Uma vez que o autor pôs a questão nesses termos, reafirma
sua opinião apelando à doutrina de reconhecidos autores de teologia moral.
Assim, refere que, sem entrar nos casos concretos, nos quais a obrigação de
emitir o voto pode ser maior ou menor, e, inclusive, desaparecer por completo:
“pode-se assegurar com Ferreres que 'em geral, os que têm o direito ao voto,
estão obrigados em consciência a se dirigir às urnas'”.

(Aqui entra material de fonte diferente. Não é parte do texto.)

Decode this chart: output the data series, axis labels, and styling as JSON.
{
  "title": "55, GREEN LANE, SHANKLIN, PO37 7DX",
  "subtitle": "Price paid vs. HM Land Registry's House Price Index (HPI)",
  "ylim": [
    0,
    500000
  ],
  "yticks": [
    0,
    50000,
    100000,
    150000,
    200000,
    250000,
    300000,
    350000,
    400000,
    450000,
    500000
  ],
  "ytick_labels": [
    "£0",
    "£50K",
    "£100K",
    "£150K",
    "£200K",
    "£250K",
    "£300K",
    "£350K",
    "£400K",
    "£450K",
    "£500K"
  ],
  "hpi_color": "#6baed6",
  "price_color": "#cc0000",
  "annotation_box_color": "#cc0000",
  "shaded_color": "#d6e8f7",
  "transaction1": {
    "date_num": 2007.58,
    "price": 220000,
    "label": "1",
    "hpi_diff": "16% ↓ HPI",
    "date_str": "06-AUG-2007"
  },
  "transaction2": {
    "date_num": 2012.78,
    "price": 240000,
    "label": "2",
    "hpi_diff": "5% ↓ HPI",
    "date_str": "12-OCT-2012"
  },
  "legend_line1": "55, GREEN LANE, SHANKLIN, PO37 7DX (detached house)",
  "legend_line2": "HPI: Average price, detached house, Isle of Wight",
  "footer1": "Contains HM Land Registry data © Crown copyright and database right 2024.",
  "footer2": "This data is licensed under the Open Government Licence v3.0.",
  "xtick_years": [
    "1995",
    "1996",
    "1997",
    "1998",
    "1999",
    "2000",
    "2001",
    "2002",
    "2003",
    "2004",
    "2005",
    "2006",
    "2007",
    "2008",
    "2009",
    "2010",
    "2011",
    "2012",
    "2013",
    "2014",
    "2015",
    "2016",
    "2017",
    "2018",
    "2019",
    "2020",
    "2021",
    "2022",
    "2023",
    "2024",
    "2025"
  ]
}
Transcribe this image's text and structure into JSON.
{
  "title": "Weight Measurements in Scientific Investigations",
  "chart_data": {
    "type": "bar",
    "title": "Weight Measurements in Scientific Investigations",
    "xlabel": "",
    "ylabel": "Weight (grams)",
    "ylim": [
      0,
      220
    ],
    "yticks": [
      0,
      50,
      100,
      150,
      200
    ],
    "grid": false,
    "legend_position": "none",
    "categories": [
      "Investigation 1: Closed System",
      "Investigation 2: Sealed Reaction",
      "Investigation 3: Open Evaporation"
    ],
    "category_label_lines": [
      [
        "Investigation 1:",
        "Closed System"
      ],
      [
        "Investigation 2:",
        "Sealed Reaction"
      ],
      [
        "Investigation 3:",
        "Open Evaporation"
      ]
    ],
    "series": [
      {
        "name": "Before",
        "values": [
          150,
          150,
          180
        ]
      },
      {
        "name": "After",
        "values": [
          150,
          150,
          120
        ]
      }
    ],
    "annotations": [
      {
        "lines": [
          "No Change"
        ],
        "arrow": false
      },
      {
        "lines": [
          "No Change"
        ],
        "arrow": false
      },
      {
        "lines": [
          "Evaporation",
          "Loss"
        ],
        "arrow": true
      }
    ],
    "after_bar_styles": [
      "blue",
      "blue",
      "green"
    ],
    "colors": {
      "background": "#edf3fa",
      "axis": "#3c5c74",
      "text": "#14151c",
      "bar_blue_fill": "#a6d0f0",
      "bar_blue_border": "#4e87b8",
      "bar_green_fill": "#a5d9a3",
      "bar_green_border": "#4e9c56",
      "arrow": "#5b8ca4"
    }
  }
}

Além disso, apela a Villada para quem: “dificilmente deixará
de haver obrigação de votar nas eleições, sobretudo municipais, porque
raramente deixará de haver uma esperança prudente de bom resultado”.
A obrigação do católico, não de envolver-se ativamente em
política, mas de usar da ferramenta eleitoral enquanto esta estiver a sua
disposição, ou, dizendo de outro modo, de não submergir em consciente
indiferença, encontra-se referendada no ensinamento magisterial de Leão XIII,
que nas encíclicas Sapientiae Christianae, e mais explicitamente, em Immortale
Dei, não somente recomenda ativamente seu uso, bem como adverte sobre as consequências
de poderiam seguir-se de não o fazer.
Nesse último documento, escreve Leão XIII que: “[...] o não
querer tomar parte nenhuma nas coisas públicas seria tão mau como não querer
comprometer-se com nada que seja de utilidade comum, especialmente os católicos
que, ensinados pela mesma doutrina que professam, estão obrigados a administrar
as coisas com integralidade e fidelidade. Do contrário, se estão quietos e
ociosos, facilmente se apropriarão dos assuntos públicos pessoas cuja maneira
de pensar não ofereça grandes esperanças de são governo, o qual estaria, por
outra parte, unido com não pequeno dano da Religião Cristã, porque então
poderiam muito os inimigos da Igreja e muito pouco os seus amigos”.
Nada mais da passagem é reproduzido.